A menudo escucho decir que la Academia ya no es la misma de antes porque no hay figuras como César Tiempo, Barcia, Morínigo, Villanueva, etc. Estas apreciaciones que son válidas valen como evocación para aquellos que nos antecedieron.

Creo que si aparecieran los clones de esos prestigiosos académicos faltarían los que dijesen: está queriendo copiar a fulanito de tal. En una palabra, nunca estamos conformes con lo que tenemos.

Estoy de acuerdo con que ellos han sido grandes y prestigiosos, de hecho no pasa sesión académica en que los recordemos.

Hoy en el 2005 somos otros los académicos que tenemos la obligación de seguir adelante levantando las banderas de nuestra institución. Esto que pasa cuando se dice que ya no hay académicos como los de la primera época, va también para aquellos que buscan al nuevo Gardel. El día que aparezca alguien que se parezca y tenga el mismo tono vamos a decir que en el fondo lo imita.

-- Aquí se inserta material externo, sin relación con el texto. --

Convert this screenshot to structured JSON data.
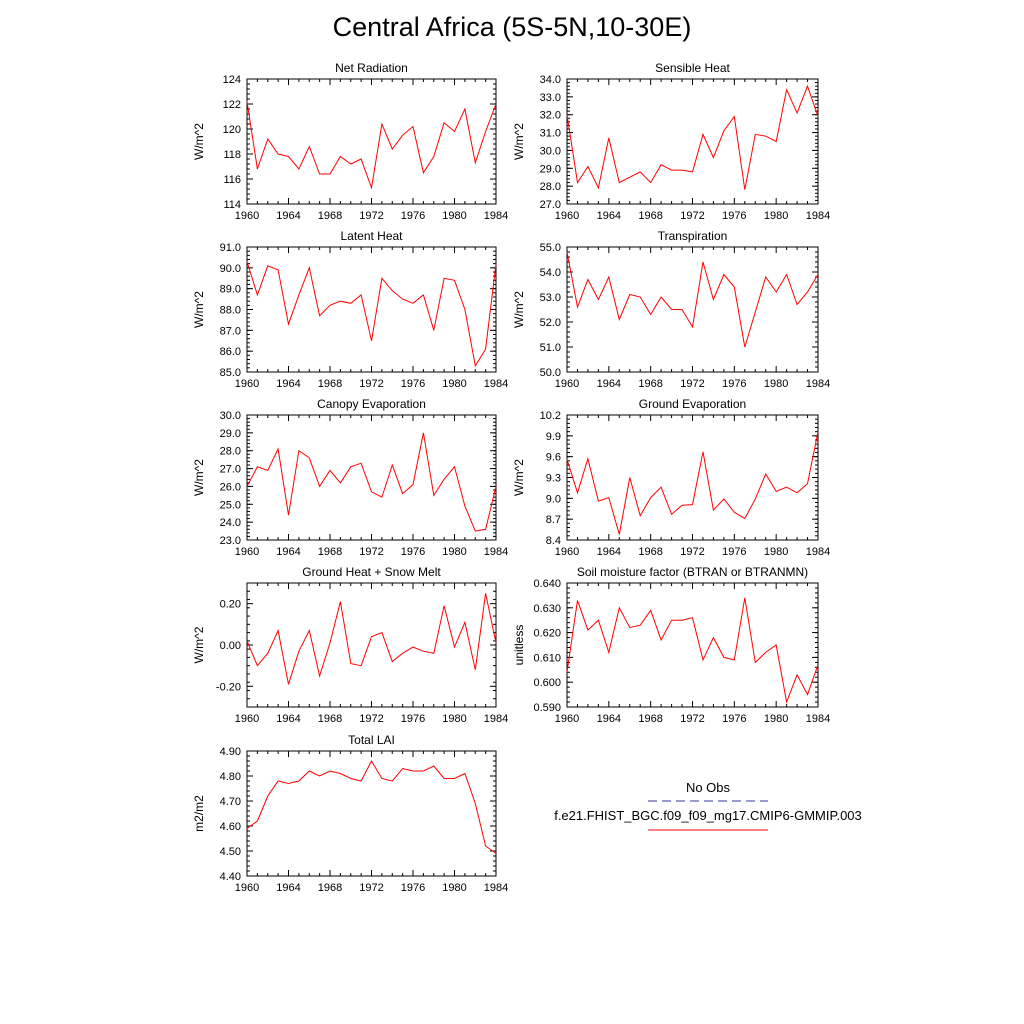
{
  "page_title": "Central Africa (5S-5N,10-30E)",
  "legend": {
    "obs_label": "No Obs",
    "model_label": "f.e21.FHIST_BGC.f09_f09_mg17.CMIP6-GMMIP.003",
    "obs_color": "#3333aa",
    "model_color": "#ff0000"
  },
  "chart_data": [
    {
      "type": "line",
      "title": "Net Radiation",
      "ylabel": "W/m^2",
      "xlim": [
        1960,
        1984
      ],
      "x_ticks": [
        "1960",
        "1964",
        "1968",
        "1972",
        "1976",
        "1980",
        "1984"
      ],
      "ylim": [
        114,
        124
      ],
      "y_ticks": [
        "114",
        "116",
        "118",
        "120",
        "122",
        "124"
      ],
      "x": [
        1960,
        1961,
        1962,
        1963,
        1964,
        1965,
        1966,
        1967,
        1968,
        1969,
        1970,
        1971,
        1972,
        1973,
        1974,
        1975,
        1976,
        1977,
        1978,
        1979,
        1980,
        1981,
        1982,
        1983,
        1984
      ],
      "series": [
        {
          "color": "#ff0000",
          "values": [
            122.2,
            116.8,
            119.2,
            118.0,
            117.8,
            116.8,
            118.6,
            116.4,
            116.4,
            117.8,
            117.2,
            117.6,
            115.3,
            120.4,
            118.4,
            119.5,
            120.2,
            116.5,
            117.8,
            120.5,
            119.8,
            121.6,
            117.3,
            119.8,
            122.0
          ]
        }
      ]
    },
    {
      "type": "line",
      "title": "Sensible Heat",
      "ylabel": "W/m^2",
      "xlim": [
        1960,
        1984
      ],
      "x_ticks": [
        "1960",
        "1964",
        "1968",
        "1972",
        "1976",
        "1980",
        "1984"
      ],
      "ylim": [
        27.0,
        34.0
      ],
      "y_ticks": [
        "27.0",
        "28.0",
        "29.0",
        "30.0",
        "31.0",
        "32.0",
        "33.0",
        "34.0"
      ],
      "x": [
        1960,
        1961,
        1962,
        1963,
        1964,
        1965,
        1966,
        1967,
        1968,
        1969,
        1970,
        1971,
        1972,
        1973,
        1974,
        1975,
        1976,
        1977,
        1978,
        1979,
        1980,
        1981,
        1982,
        1983,
        1984
      ],
      "series": [
        {
          "color": "#ff0000",
          "values": [
            32.0,
            28.2,
            29.1,
            27.9,
            30.7,
            28.2,
            28.5,
            28.8,
            28.2,
            29.2,
            28.9,
            28.9,
            28.8,
            30.9,
            29.6,
            31.1,
            31.9,
            27.8,
            30.9,
            30.8,
            30.5,
            33.4,
            32.1,
            33.6,
            31.9
          ]
        }
      ]
    },
    {
      "type": "line",
      "title": "Latent Heat",
      "ylabel": "W/m^2",
      "xlim": [
        1960,
        1984
      ],
      "x_ticks": [
        "1960",
        "1964",
        "1968",
        "1972",
        "1976",
        "1980",
        "1984"
      ],
      "ylim": [
        85.0,
        91.0
      ],
      "y_ticks": [
        "85.0",
        "86.0",
        "87.0",
        "88.0",
        "89.0",
        "90.0",
        "91.0"
      ],
      "x": [
        1960,
        1961,
        1962,
        1963,
        1964,
        1965,
        1966,
        1967,
        1968,
        1969,
        1970,
        1971,
        1972,
        1973,
        1974,
        1975,
        1976,
        1977,
        1978,
        1979,
        1980,
        1981,
        1982,
        1983,
        1984
      ],
      "series": [
        {
          "color": "#ff0000",
          "values": [
            90.3,
            88.7,
            90.1,
            89.9,
            87.3,
            88.7,
            90.0,
            87.7,
            88.2,
            88.4,
            88.3,
            88.7,
            86.5,
            89.5,
            88.9,
            88.5,
            88.3,
            88.7,
            87.0,
            89.5,
            89.4,
            88.0,
            85.3,
            86.1,
            90.2
          ]
        }
      ]
    },
    {
      "type": "line",
      "title": "Transpiration",
      "ylabel": "W/m^2",
      "xlim": [
        1960,
        1984
      ],
      "x_ticks": [
        "1960",
        "1964",
        "1968",
        "1972",
        "1976",
        "1980",
        "1984"
      ],
      "ylim": [
        50.0,
        55.0
      ],
      "y_ticks": [
        "50.0",
        "51.0",
        "52.0",
        "53.0",
        "54.0",
        "55.0"
      ],
      "x": [
        1960,
        1961,
        1962,
        1963,
        1964,
        1965,
        1966,
        1967,
        1968,
        1969,
        1970,
        1971,
        1972,
        1973,
        1974,
        1975,
        1976,
        1977,
        1978,
        1979,
        1980,
        1981,
        1982,
        1983,
        1984
      ],
      "series": [
        {
          "color": "#ff0000",
          "values": [
            54.8,
            52.6,
            53.7,
            52.9,
            53.8,
            52.1,
            53.1,
            53.0,
            52.3,
            53.0,
            52.5,
            52.5,
            51.8,
            54.4,
            52.9,
            53.9,
            53.4,
            51.0,
            52.4,
            53.8,
            53.2,
            53.9,
            52.7,
            53.2,
            53.9
          ]
        }
      ]
    },
    {
      "type": "line",
      "title": "Canopy Evaporation",
      "ylabel": "W/m^2",
      "xlim": [
        1960,
        1984
      ],
      "x_ticks": [
        "1960",
        "1964",
        "1968",
        "1972",
        "1976",
        "1980",
        "1984"
      ],
      "ylim": [
        23.0,
        30.0
      ],
      "y_ticks": [
        "23.0",
        "24.0",
        "25.0",
        "26.0",
        "27.0",
        "28.0",
        "29.0",
        "30.0"
      ],
      "x": [
        1960,
        1961,
        1962,
        1963,
        1964,
        1965,
        1966,
        1967,
        1968,
        1969,
        1970,
        1971,
        1972,
        1973,
        1974,
        1975,
        1976,
        1977,
        1978,
        1979,
        1980,
        1981,
        1982,
        1983,
        1984
      ],
      "series": [
        {
          "color": "#ff0000",
          "values": [
            26.0,
            27.1,
            26.9,
            28.1,
            24.4,
            28.0,
            27.6,
            26.0,
            26.9,
            26.2,
            27.1,
            27.3,
            25.7,
            25.4,
            27.2,
            25.6,
            26.1,
            29.0,
            25.5,
            26.4,
            27.1,
            24.9,
            23.5,
            23.6,
            26.0
          ]
        }
      ]
    },
    {
      "type": "line",
      "title": "Ground Evaporation",
      "ylabel": "W/m^2",
      "xlim": [
        1960,
        1984
      ],
      "x_ticks": [
        "1960",
        "1964",
        "1968",
        "1972",
        "1976",
        "1980",
        "1984"
      ],
      "ylim": [
        8.4,
        10.2
      ],
      "y_ticks": [
        "8.4",
        "8.7",
        "9.0",
        "9.3",
        "9.6",
        "9.9",
        "10.2"
      ],
      "x": [
        1960,
        1961,
        1962,
        1963,
        1964,
        1965,
        1966,
        1967,
        1968,
        1969,
        1970,
        1971,
        1972,
        1973,
        1974,
        1975,
        1976,
        1977,
        1978,
        1979,
        1980,
        1981,
        1982,
        1983,
        1984
      ],
      "series": [
        {
          "color": "#ff0000",
          "values": [
            9.56,
            9.08,
            9.57,
            8.96,
            9.01,
            8.48,
            9.3,
            8.75,
            9.01,
            9.16,
            8.77,
            8.9,
            8.91,
            9.67,
            8.83,
            8.99,
            8.8,
            8.71,
            8.99,
            9.35,
            9.1,
            9.16,
            9.08,
            9.21,
            9.96
          ]
        }
      ]
    },
    {
      "type": "line",
      "title": "Ground Heat + Snow Melt",
      "ylabel": "W/m^2",
      "xlim": [
        1960,
        1984
      ],
      "x_ticks": [
        "1960",
        "1964",
        "1968",
        "1972",
        "1976",
        "1980",
        "1984"
      ],
      "ylim": [
        -0.3,
        0.3
      ],
      "y_ticks": [
        "-0.20",
        "0.00",
        "0.20"
      ],
      "y_tick_values": [
        -0.2,
        0.0,
        0.2
      ],
      "x": [
        1960,
        1961,
        1962,
        1963,
        1964,
        1965,
        1966,
        1967,
        1968,
        1969,
        1970,
        1971,
        1972,
        1973,
        1974,
        1975,
        1976,
        1977,
        1978,
        1979,
        1980,
        1981,
        1982,
        1983,
        1984
      ],
      "series": [
        {
          "color": "#ff0000",
          "values": [
            0.02,
            -0.1,
            -0.04,
            0.07,
            -0.19,
            -0.03,
            0.07,
            -0.15,
            0.01,
            0.21,
            -0.09,
            -0.1,
            0.04,
            0.06,
            -0.08,
            -0.04,
            -0.01,
            -0.03,
            -0.04,
            0.19,
            -0.01,
            0.11,
            -0.12,
            0.25,
            0.01
          ]
        }
      ]
    },
    {
      "type": "line",
      "title": "Soil moisture factor (BTRAN or BTRANMN)",
      "ylabel": "unitless",
      "xlim": [
        1960,
        1984
      ],
      "x_ticks": [
        "1960",
        "1964",
        "1968",
        "1972",
        "1976",
        "1980",
        "1984"
      ],
      "ylim": [
        0.59,
        0.64
      ],
      "y_ticks": [
        "0.590",
        "0.600",
        "0.610",
        "0.620",
        "0.630",
        "0.640"
      ],
      "x": [
        1960,
        1961,
        1962,
        1963,
        1964,
        1965,
        1966,
        1967,
        1968,
        1969,
        1970,
        1971,
        1972,
        1973,
        1974,
        1975,
        1976,
        1977,
        1978,
        1979,
        1980,
        1981,
        1982,
        1983,
        1984
      ],
      "series": [
        {
          "color": "#ff0000",
          "values": [
            0.604,
            0.633,
            0.621,
            0.625,
            0.612,
            0.63,
            0.622,
            0.623,
            0.629,
            0.617,
            0.625,
            0.625,
            0.626,
            0.609,
            0.618,
            0.61,
            0.609,
            0.634,
            0.608,
            0.612,
            0.615,
            0.592,
            0.603,
            0.595,
            0.607
          ]
        }
      ]
    },
    {
      "type": "line",
      "title": "Total LAI",
      "ylabel": "m2/m2",
      "xlim": [
        1960,
        1984
      ],
      "x_ticks": [
        "1960",
        "1964",
        "1968",
        "1972",
        "1976",
        "1980",
        "1984"
      ],
      "ylim": [
        4.4,
        4.9
      ],
      "y_ticks": [
        "4.40",
        "4.50",
        "4.60",
        "4.70",
        "4.80",
        "4.90"
      ],
      "x": [
        1960,
        1961,
        1962,
        1963,
        1964,
        1965,
        1966,
        1967,
        1968,
        1969,
        1970,
        1971,
        1972,
        1973,
        1974,
        1975,
        1976,
        1977,
        1978,
        1979,
        1980,
        1981,
        1982,
        1983,
        1984
      ],
      "series": [
        {
          "color": "#ff0000",
          "values": [
            4.59,
            4.62,
            4.72,
            4.78,
            4.77,
            4.78,
            4.82,
            4.8,
            4.82,
            4.81,
            4.79,
            4.78,
            4.86,
            4.79,
            4.78,
            4.83,
            4.82,
            4.82,
            4.84,
            4.79,
            4.79,
            4.81,
            4.69,
            4.52,
            4.49
          ]
        }
      ]
    }
  ]
}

Sin embargo, muchos olvidan que mientras los hombres viven pasan muchas veces desapercibidos y no los valoramos de la misma manera que después de fallecidos. A veces, creo que en la mayoría de los casos la muerte retroalimenta la figura y nos parecen más grandes de lo que fueron. No es el caso de nuestros académicos ya fallecidos.

En la actualidad nuestra Academia se nutre de grandes figuras y considero imprudente decir que ya no es la misma de antes.

Hoy son otros los tiempos, hoy es otra la cultura y hoy somos otros los académicos. En mi caso no tengo la formación de un César Tiempo o de un Morínigo pero sí tengo el entusiasmo y las ganas de seguir apuntalando junto a los demás académicos esta institución.

Quienes hoy ocupan sus sillones son todos capos en lo suyo. Seguramente algunos no los saben valorar porque están vivos. Valoremos y digamos con dignidad que es un honor seguir contando con 28 académicos que se destacan en lo suyo y sigamos recordando a quienes estuvieron antes que nosotros.

La Academia está viva, sigue trabajando, sigue creciendo y sigue progresando. Tendríamos que preocuparnos si aparecieran clones que se parecieran a los que ya no están. Entonces en vez de agrandar el idioma, estaríamos plagiando nuestra propia memoria porteña.